Authors: Murphy RF, Barfeld WR, St Hilaire T, Smith JT, Emans JB, Samdani A, Garg S, Sawyer JR, Pahys JM, CSSG.

Journal: Spine Deformity

Date: January 24, 2020

Excerpt: At some point during the growth-friendly treatment of a child, a decision is made to stop lengthening or expanding the device. However, ascertaining timing and indications for stopping the lengthening of a growth-friendly construct remains unclear, as the heterogeneity of the scoliosis etiology and curve history vary widely from patient to patient.

Keywords: EOS, surgical treatment, growth, final fusion, observation


 What is the purpose of this study?

The purpose of this study was to determine why a surgeon would stop using a growth friendly treatment (i.e. VEPTR, MCGR, etc.) for children with early onset scoliosis. Secondarily, the study follows the patient after they’ve stopped growth-friendly treatment and continued on to spine fusion or observation.   


- The most common reasons for ending surgical lengthening included: end of growth, patient age, devices that stop lengthening and health of the patient.
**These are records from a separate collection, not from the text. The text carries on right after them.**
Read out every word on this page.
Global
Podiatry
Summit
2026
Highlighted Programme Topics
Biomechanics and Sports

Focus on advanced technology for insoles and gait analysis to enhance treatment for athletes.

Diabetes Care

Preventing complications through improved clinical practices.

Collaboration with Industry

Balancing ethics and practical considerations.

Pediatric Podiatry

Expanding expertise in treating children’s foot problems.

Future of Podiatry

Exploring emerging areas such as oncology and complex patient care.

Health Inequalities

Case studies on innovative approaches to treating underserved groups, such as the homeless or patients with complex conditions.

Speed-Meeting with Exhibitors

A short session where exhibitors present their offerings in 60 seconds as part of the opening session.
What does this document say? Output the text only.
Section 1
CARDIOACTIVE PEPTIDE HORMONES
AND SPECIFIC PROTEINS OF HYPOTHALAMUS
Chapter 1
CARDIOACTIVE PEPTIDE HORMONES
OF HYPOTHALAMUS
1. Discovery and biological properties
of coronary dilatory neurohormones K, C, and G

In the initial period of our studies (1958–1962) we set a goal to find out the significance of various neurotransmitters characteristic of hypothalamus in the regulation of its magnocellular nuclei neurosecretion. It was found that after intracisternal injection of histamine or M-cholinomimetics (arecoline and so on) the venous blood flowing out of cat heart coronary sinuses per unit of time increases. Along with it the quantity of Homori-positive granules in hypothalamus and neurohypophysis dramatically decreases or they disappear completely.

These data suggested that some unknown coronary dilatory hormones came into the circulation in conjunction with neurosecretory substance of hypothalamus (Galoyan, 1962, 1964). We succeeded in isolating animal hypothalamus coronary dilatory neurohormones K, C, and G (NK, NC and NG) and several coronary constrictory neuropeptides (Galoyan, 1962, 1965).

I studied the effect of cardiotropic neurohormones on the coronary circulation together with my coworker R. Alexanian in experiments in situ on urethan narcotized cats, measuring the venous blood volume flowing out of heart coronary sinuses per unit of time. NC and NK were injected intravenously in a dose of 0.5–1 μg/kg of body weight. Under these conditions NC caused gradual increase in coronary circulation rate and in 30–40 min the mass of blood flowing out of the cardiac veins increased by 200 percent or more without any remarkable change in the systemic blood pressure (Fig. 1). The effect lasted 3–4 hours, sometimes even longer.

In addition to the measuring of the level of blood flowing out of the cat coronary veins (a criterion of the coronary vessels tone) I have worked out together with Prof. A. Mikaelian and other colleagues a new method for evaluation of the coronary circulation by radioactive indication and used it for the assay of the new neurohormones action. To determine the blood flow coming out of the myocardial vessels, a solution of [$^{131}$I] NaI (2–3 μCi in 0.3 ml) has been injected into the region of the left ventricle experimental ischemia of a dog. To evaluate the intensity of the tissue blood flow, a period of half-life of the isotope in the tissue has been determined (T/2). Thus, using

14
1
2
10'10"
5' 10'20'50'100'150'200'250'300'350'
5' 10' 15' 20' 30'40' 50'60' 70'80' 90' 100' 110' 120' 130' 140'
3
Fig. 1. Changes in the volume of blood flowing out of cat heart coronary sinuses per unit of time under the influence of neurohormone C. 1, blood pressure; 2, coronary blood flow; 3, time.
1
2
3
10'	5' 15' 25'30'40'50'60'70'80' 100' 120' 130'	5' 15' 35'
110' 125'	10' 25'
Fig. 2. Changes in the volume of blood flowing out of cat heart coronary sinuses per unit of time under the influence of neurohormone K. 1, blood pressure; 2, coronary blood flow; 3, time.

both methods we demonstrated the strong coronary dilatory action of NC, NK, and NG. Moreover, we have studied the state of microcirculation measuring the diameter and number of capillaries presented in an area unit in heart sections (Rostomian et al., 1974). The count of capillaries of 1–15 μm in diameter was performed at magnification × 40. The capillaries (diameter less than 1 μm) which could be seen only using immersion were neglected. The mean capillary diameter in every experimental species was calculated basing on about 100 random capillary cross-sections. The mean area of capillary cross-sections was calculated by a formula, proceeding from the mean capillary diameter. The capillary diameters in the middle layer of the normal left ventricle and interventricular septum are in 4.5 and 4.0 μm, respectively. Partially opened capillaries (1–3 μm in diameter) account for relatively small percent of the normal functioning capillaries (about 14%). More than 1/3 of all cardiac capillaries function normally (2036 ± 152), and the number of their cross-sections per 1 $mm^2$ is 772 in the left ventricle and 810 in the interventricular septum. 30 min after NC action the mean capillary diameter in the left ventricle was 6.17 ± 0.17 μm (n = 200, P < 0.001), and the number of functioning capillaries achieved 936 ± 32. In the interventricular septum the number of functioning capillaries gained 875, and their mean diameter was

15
- At the end of treatment, 92/121 (76%) patients were treated with a definitive spinal final fusion, whereas 29 (24%) were treated with only observation (no additional surgery).

- There were no major differences in reasons for selection of observation or final fusion.

Important Discussion Points

- We found that the most common surgeon-listed indications to stop lengthening centered around end of growth (46 responses) and the patient’s age (33 responses).

- Most of these patients had a final fusion. This is a complicated decision. Many surgeons choose final fusion for further correction of a spine’s deformity, but there are many risks involved with this surgery.

- Further study on this subject is needed to determine how definitive treatments affect patients’ lives long-term.